De avant-garde van de 20e eeuw vormt dus een soort terugkeer naar de oorsprong. Avant-gardekunstenaars zoeken, in hun gretigheid om afstand te nemen van academische en officiële kunst, nieuwe manieren van expressie en vinden die in de vernietiging van het 'realisme'; dat wil zeggen, het perspectief, de proportie, de compositorische samenhang. Kortom, de strikte nabootsing van de werkelijkheid.
Bekend is het geval van Picasso, wiens tekeningen vaak doen denken aan Mozarabische miniaturen, of de kubisten die, zoals de Egyptenaren braken meer dan twee millennia eerder de realistische visie van objecten en reproduceerden ze in een absoluut subjectief.
Hyperrealisme en de nieuwe realistische stromingen
Vaak reageren de verschillende stromingen en artistieke uitingen op elkaar. We hebben in de inleiding al vermeld hoe de realistische beweging van de 19e eeuw een reactie was op de Romantiek van de voorgaande decennia. Welnu, momenteel vinden we in het artistieke panorama een stroming die het picturaal realisme tot onvermoede grenzen verheft; we spreken van de zogenaamde hyperrealistische stroming.
Het hyperrealisme ontstond aan het eind van de 20e eeuw, mede als reactie op de conceptuele en abstracte tendens van de beeldende kunst.. Deze stroming brengt de imitatie van de natuur tot zijn maximale expressie, waardoor zijn schilderijen fotografische reproducties worden (in feite wordt het ook wel fotorealisme genoemd). De scherpte van de composities is van dien aard dat het vaak echt overweldigend is voor de kijker; Natuurlijk is er geen tekort aan tegenstanders, die het een simpele imitator van de werkelijkheid noemen.
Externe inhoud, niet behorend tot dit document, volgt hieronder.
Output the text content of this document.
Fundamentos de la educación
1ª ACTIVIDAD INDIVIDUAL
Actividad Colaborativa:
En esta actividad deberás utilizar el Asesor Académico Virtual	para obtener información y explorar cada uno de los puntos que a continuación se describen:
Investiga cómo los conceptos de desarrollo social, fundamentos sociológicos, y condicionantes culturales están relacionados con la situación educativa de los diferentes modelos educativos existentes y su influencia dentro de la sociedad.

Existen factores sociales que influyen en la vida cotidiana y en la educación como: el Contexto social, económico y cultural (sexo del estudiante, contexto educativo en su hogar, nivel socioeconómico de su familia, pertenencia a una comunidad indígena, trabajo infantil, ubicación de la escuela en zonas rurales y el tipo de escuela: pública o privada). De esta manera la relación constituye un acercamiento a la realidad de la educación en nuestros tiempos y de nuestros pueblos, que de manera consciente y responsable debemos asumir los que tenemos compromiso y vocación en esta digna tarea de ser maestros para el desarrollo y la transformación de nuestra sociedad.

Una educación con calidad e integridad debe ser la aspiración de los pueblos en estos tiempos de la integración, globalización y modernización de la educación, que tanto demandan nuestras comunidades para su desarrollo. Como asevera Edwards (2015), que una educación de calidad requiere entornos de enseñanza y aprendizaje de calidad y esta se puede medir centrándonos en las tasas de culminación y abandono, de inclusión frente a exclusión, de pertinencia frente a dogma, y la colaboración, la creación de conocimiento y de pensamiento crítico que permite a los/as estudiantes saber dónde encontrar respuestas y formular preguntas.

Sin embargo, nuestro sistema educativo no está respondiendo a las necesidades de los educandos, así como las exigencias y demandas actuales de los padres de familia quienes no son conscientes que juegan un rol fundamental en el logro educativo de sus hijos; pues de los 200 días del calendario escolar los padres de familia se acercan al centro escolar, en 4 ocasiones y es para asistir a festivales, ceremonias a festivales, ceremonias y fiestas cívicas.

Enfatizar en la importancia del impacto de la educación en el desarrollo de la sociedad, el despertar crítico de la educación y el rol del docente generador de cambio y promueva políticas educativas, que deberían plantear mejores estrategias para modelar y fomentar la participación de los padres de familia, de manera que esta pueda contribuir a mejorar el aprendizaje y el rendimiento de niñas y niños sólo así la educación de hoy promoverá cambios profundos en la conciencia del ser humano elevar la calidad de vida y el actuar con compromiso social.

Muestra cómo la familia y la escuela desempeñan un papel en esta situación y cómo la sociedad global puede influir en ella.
De vraag is: moet kunst de natuur kopiëren, zoals de oude Grieken betoogden met hun mimesis, of heeft ze een 'plicht' om iets nieuws bij te dragen? Als we uitgaan van de basis dat een imitatie nooit een exacte reproductie is van het echte werk (aangezien het altijd door de zeef van de kunstenaar gaat), moeten we ons misschien afvragen of "kunst realistisch".